A review published in the journal Anti-Cancer Agents in Medicinal Chemistry found that blueberries “show promise as effective anti-cancer agents” due to their ability to prevent pro-inflammatory molecules from being formed.
They have been shown to prevent the beginning of cancer formation, and increase healthy cells’ ability to kill off dangerous cells. Add a serving of blueberries to your smoothies, parfaits, or sprinkle in a spinach salad.
If you already love to eat carrots, this article will give another reason to pick up that bag of baby carrots: Breast Cancer Fighting Abilities.
This breast cancer protective effect appears to derive from the interaction of multiple components of carrots, not just the presence of alpha-carotene and beta-carotene.
Higher levels of carotenoids and vitamin A (retinol) in the blood of breast cancer survivors have both been found to be associated with greater likelihood of breast cancer-free survival.

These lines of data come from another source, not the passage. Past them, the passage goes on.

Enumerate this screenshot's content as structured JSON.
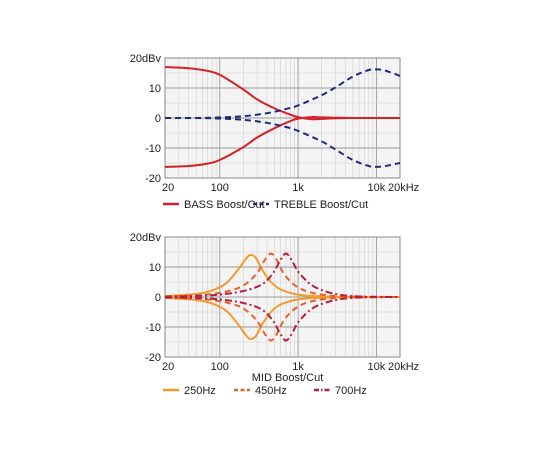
{
  "chart_data": [
    {
      "type": "line",
      "xscale": "log",
      "xlim": [
        20,
        20000
      ],
      "ylim": [
        -20,
        20
      ],
      "grid": true,
      "legend_position": "bottom",
      "y_ticks": [
        "20dBv",
        "10",
        "0",
        "-10",
        "-20"
      ],
      "x_ticks": [
        {
          "value": 20,
          "label": "20"
        },
        {
          "value": 100,
          "label": "100"
        },
        {
          "value": 1000,
          "label": "1k"
        },
        {
          "value": 10000,
          "label": "10k"
        },
        {
          "value": 20000,
          "label": "20kHz"
        }
      ],
      "xlabel": "",
      "legend": [
        {
          "label": "BASS Boost/Cut",
          "color": "#d62027",
          "dash": "solid"
        },
        {
          "label": "TREBLE Boost/Cut",
          "color": "#1f2a7a",
          "dash": "dashed"
        }
      ],
      "series": [
        {
          "group": "BASS Boost/Cut",
          "color": "#d62027",
          "dash": "solid",
          "points": [
            [
              20,
              17
            ],
            [
              40,
              16.6
            ],
            [
              70,
              15.7
            ],
            [
              100,
              14.4
            ],
            [
              200,
              9.5
            ],
            [
              300,
              6.2
            ],
            [
              500,
              3.2
            ],
            [
              800,
              1.1
            ],
            [
              1000,
              0.3
            ],
            [
              1500,
              -0.4
            ],
            [
              2000,
              -0.3
            ],
            [
              3000,
              -0.1
            ],
            [
              5000,
              0
            ],
            [
              10000,
              0
            ],
            [
              20000,
              0
            ]
          ]
        },
        {
          "group": "BASS Boost/Cut",
          "color": "#d62027",
          "dash": "solid",
          "points": [
            [
              20,
              -16.3
            ],
            [
              40,
              -16
            ],
            [
              70,
              -15.2
            ],
            [
              100,
              -14
            ],
            [
              200,
              -9.7
            ],
            [
              300,
              -6.5
            ],
            [
              500,
              -3.4
            ],
            [
              800,
              -1
            ],
            [
              1000,
              -0.2
            ],
            [
              1500,
              0.3
            ],
            [
              2000,
              0.2
            ],
            [
              3000,
              0.1
            ],
            [
              5000,
              0
            ],
            [
              10000,
              0
            ],
            [
              20000,
              0
            ]
          ]
        },
        {
          "group": "TREBLE Boost/Cut",
          "color": "#1f2a7a",
          "dash": "dashed",
          "points": [
            [
              20,
              0
            ],
            [
              50,
              0
            ],
            [
              100,
              0.2
            ],
            [
              200,
              0.6
            ],
            [
              400,
              1.6
            ],
            [
              700,
              3
            ],
            [
              1000,
              4.2
            ],
            [
              2000,
              7.6
            ],
            [
              3000,
              10.2
            ],
            [
              5000,
              13.8
            ],
            [
              8000,
              16
            ],
            [
              10000,
              16.2
            ],
            [
              13000,
              15.8
            ],
            [
              20000,
              14
            ]
          ]
        },
        {
          "group": "TREBLE Boost/Cut",
          "color": "#1f2a7a",
          "dash": "dashed",
          "points": [
            [
              20,
              0
            ],
            [
              50,
              0
            ],
            [
              100,
              -0.2
            ],
            [
              200,
              -0.6
            ],
            [
              400,
              -1.6
            ],
            [
              700,
              -3
            ],
            [
              1000,
              -4.3
            ],
            [
              2000,
              -7.8
            ],
            [
              3000,
              -10.5
            ],
            [
              5000,
              -14
            ],
            [
              8000,
              -16
            ],
            [
              10000,
              -16.3
            ],
            [
              13000,
              -16
            ],
            [
              20000,
              -15
            ]
          ]
        }
      ]
    },
    {
      "type": "line",
      "xscale": "log",
      "xlim": [
        20,
        20000
      ],
      "ylim": [
        -20,
        20
      ],
      "grid": true,
      "legend_position": "bottom",
      "y_ticks": [
        "20dBv",
        "10",
        "0",
        "-10",
        "-20"
      ],
      "x_ticks": [
        {
          "value": 20,
          "label": "20"
        },
        {
          "value": 100,
          "label": "100"
        },
        {
          "value": 1000,
          "label": "1k"
        },
        {
          "value": 10000,
          "label": "10k"
        },
        {
          "value": 20000,
          "label": "20kHz"
        }
      ],
      "xlabel": "MID Boost/Cut",
      "legend": [
        {
          "label": "250Hz",
          "color": "#f39a2b",
          "dash": "solid"
        },
        {
          "label": "450Hz",
          "color": "#e6622a",
          "dash": "dashed"
        },
        {
          "label": "700Hz",
          "color": "#b51f3c",
          "dash": "dashdot"
        }
      ],
      "series": [
        {
          "group": "250Hz",
          "color": "#f39a2b",
          "dash": "solid",
          "points": [
            [
              20,
              0.3
            ],
            [
              50,
              1
            ],
            [
              80,
              2.2
            ],
            [
              120,
              4.5
            ],
            [
              170,
              9
            ],
            [
              220,
              13
            ],
            [
              250,
              14
            ],
            [
              290,
              13
            ],
            [
              350,
              9
            ],
            [
              450,
              5
            ],
            [
              600,
              2.5
            ],
            [
              1000,
              0.8
            ],
            [
              2000,
              0.2
            ],
            [
              5000,
              0
            ],
            [
              20000,
              0
            ]
          ]
        },
        {
          "group": "250Hz",
          "color": "#f39a2b",
          "dash": "solid",
          "points": [
            [
              20,
              -0.3
            ],
            [
              50,
              -1
            ],
            [
              80,
              -2.2
            ],
            [
              120,
              -4.5
            ],
            [
              170,
              -9
            ],
            [
              220,
              -13
            ],
            [
              250,
              -14
            ],
            [
              290,
              -13
            ],
            [
              350,
              -9
            ],
            [
              450,
              -5
            ],
            [
              600,
              -2.5
            ],
            [
              1000,
              -0.8
            ],
            [
              2000,
              -0.2
            ],
            [
              5000,
              0
            ],
            [
              20000,
              0
            ]
          ]
        },
        {
          "group": "450Hz",
          "color": "#e6622a",
          "dash": "dashed",
          "points": [
            [
              20,
              0.2
            ],
            [
              60,
              0.7
            ],
            [
              120,
              1.8
            ],
            [
              200,
              3.8
            ],
            [
              300,
              8
            ],
            [
              380,
              12.5
            ],
            [
              450,
              14.5
            ],
            [
              530,
              12.5
            ],
            [
              650,
              8
            ],
            [
              850,
              4.5
            ],
            [
              1200,
              2.2
            ],
            [
              2000,
              0.8
            ],
            [
              4000,
              0.2
            ],
            [
              20000,
              0
            ]
          ]
        },
        {
          "group": "450Hz",
          "color": "#e6622a",
          "dash": "dashed",
          "points": [
            [
              20,
              -0.2
            ],
            [
              60,
              -0.7
            ],
            [
              120,
              -1.8
            ],
            [
              200,
              -3.8
            ],
            [
              300,
              -8
            ],
            [
              380,
              -12.5
            ],
            [
              450,
              -14.5
            ],
            [
              530,
              -12.5
            ],
            [
              650,
              -8
            ],
            [
              850,
              -4.5
            ],
            [
              1200,
              -2.2
            ],
            [
              2000,
              -0.8
            ],
            [
              4000,
              -0.2
            ],
            [
              20000,
              0
            ]
          ]
        },
        {
          "group": "700Hz",
          "color": "#b51f3c",
          "dash": "dashdot",
          "points": [
            [
              20,
              0.1
            ],
            [
              80,
              0.6
            ],
            [
              200,
              2
            ],
            [
              350,
              4.3
            ],
            [
              480,
              8
            ],
            [
              600,
              12.5
            ],
            [
              700,
              14.5
            ],
            [
              820,
              12.5
            ],
            [
              1000,
              8.5
            ],
            [
              1400,
              4.5
            ],
            [
              2000,
              2.3
            ],
            [
              3500,
              0.7
            ],
            [
              7000,
              0.1
            ],
            [
              20000,
              0
            ]
          ]
        },
        {
          "group": "700Hz",
          "color": "#b51f3c",
          "dash": "dashdot",
          "points": [
            [
              20,
              -0.1
            ],
            [
              80,
              -0.6
            ],
            [
              200,
              -2
            ],
            [
              350,
              -4.3
            ],
            [
              480,
              -8
            ],
            [
              600,
              -12.5
            ],
            [
              700,
              -14.5
            ],
            [
              820,
              -12.5
            ],
            [
              1000,
              -8.5
            ],
            [
              1400,
              -4.5
            ],
            [
              2000,
              -2.3
            ],
            [
              3500,
              -0.7
            ],
            [
              7000,
              -0.1
            ],
            [
              20000,
              0
            ]
          ]
        }
      ]
    }
  ]
}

According to research published in The American Journal of Clinical Nutrition, out of 33,000 women, those who had the highest amount of carotenoids in their blood had 18 to 28 percent lower risk of breast cancer.
Carrots cancer-fighting antioxidants , which is why you should chop some up and add them to these 26 Flat Belly Soups.
In spite of its antioxidant and anti – inflammatory properties, strawberry didn’t make the list of breast cancer fighting foods in the past.
The lack of evidence in regards to its breast cancer fighting properties was mixed. That may be about to change.
According to a study in Scientific Reports. “We have shown for the first time that strawberry extract, rich in phenolic compounds, inhibits the proliferation of breast cancer cells in in vitro and in vivo models,” Maurizio Battino, co-author of the paper, said in a press release.